Dosa Turunan

Tian Setiawati Topandi
Chapter #9

7.Di Tengah Keangkeran Ciamis

KEGELAPAN malam Ciamis melingkupi jalan setapak, seakan menelan segala yang ada. Alif merasakan desakan tanggung jawab yang berat saat ia mengejar dua perempuan yang jalannya begitu cepat. Setiap napasnya menjadi beban, keringat dingin mengalir di dahinya, dan bayangan pohon-pohon tinggi tampak menakutkan di bawah sinar bulan. Di bawah nyala obor yang redup, pemandangan malam yang sendu dan kabut tipis menambah kesan mistis yang menyelimuti jalanan desa Buniseuri.

Dengan langkah cepat, Alif membuntuti dua perempuan yang berjalan berdampingan sambil memegang obor. Sarti, dengan senyumnya yang hangat, terus-menerus menolak tawaran Alif untuk mengantarkan mereka, tetapi Alif tetap bertahan.

“Tidak baik perempuan berjalan berdua malam-malam seperti ini,” ujar Alif, mencoba meyakinkan Sarti.

“Rumah Ibi agak jauh. Nanti Ibi yang mengkhawatirkan kamu pulang, Nak,” jawab Sarti dengan senyuman.

“Tenang saja, Bi. Alif sudah sering melewati jalan sekitar rumah Ibi malam-malam. Insyaallah tidak apa-apa,” kata Alif dengan penuh keyakinan.

Sarti akhirnya mengangguk, dan mereka melanjutkan perjalanan. Namun, pikiran Alif terus kembali pada kejadian tadi di rumahnya. Bekas luka di leher Ba yang terlihat jelas saat angin meniupkan helaian rambutnya mengganggu pikirannya. Apakah Ba adalah perempuan yang muncul dalam mimpinya? Ketertarikan dan rasa penasaran membuncah di dalam dadanya.

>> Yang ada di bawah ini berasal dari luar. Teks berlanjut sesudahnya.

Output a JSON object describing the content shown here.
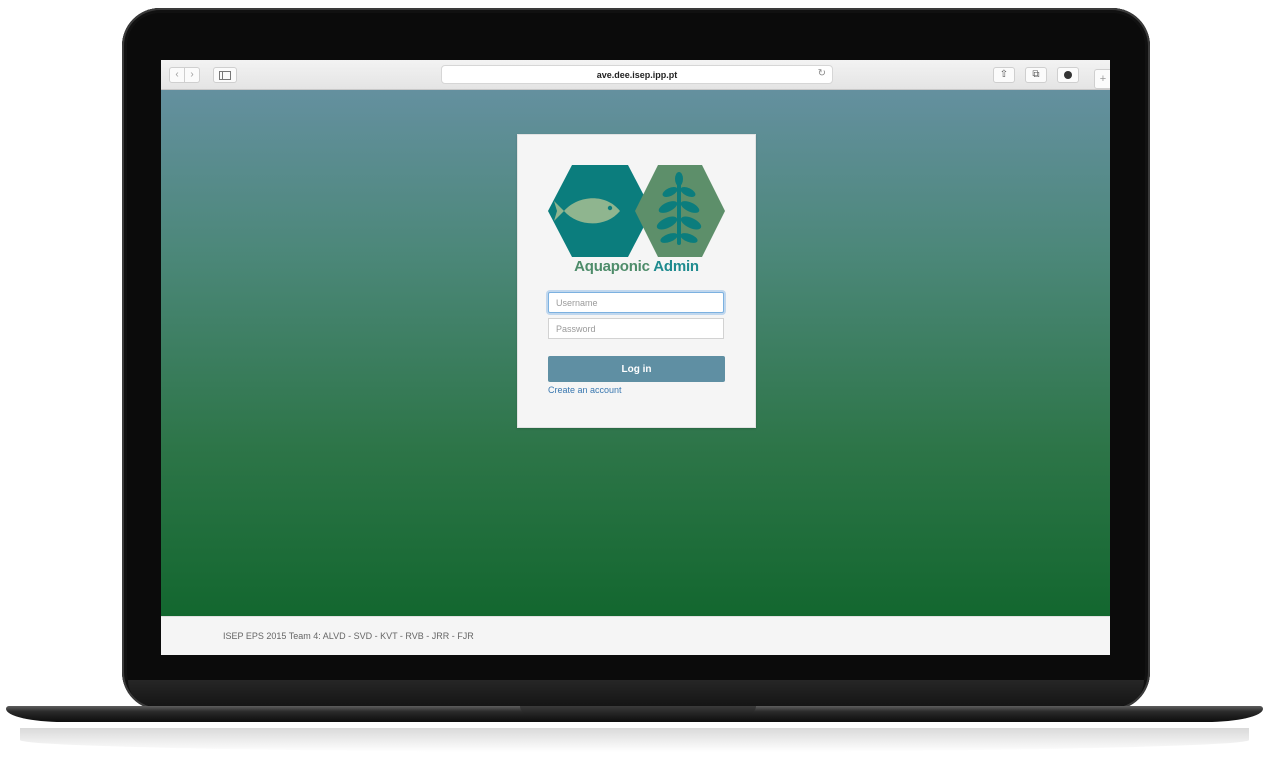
{
  "browser": {
    "back_icon": "chevron-left-icon",
    "forward_icon": "chevron-right-icon",
    "sidebar_icon": "sidebar-icon",
    "url": "ave.dee.isep.ipp.pt",
    "reload_icon": "reload-icon",
    "share_icon": "share-icon",
    "tabs_icon": "tabs-icon",
    "extension_icon": "extension-icon",
    "new_tab_icon": "plus-icon"
  },
  "login": {
    "logo": {
      "name": "aquaponic-logo",
      "fish_color": "#0b7d7d",
      "plant_color": "#5d8f6a"
    },
    "brand_part1": "Aquaponic",
    "brand_part2": "Admin",
    "username_placeholder": "Username",
    "username_value": "",
    "password_placeholder": "Password",
    "password_value": "",
    "login_label": "Log in",
    "create_account_label": "Create an account"
  },
  "footer": {
    "text": "ISEP EPS 2015 Team 4: ALVD - SVD - KVT - RVB - JRR - FJR"
  },
  "colors": {
    "gradient_top": "#64909f",
    "gradient_bottom": "#13672f",
    "login_button": "#5f8fa3",
    "link": "#3a78b0"
  }
}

Langkah mereka cepat karena Sarti tampak tergesa-gesa. Sesekali Sarti meminta Alif untuk tidak merepotkan dirinya, tetapi Alif tetap pada pendiriannya. Saat Sarti mendadak berhenti dan menyadari sesuatu, Alif ikut berhenti.

Astagfirullah, Ibi lupa,” kata Sarti, menepuk jidatnya. “Ibi harus ke rumah Mang Ohim dulu untuk meminta beras. Beras kami sudah habis.”

“Bi, kenapa tidak bilang dari tadi? Abah punya cukup banyak beras dan kami akan sangat senang membaginya,” tawar Alif.

“Ibi sudah terlalu banyak menyusahkan keluarga kalian. Lagipula, Mang Ohim membutuhkan jagung Ibi. Kami saling bertukar. Jadi, tidak apa-apa kalau kamu mau kembali pulang, atau….”

Ucapan Sarti terputus saat ia melirik Ba, yang tampak tidak bersemangat. “Atau apa, Bi?” tanya Alif, penasaran.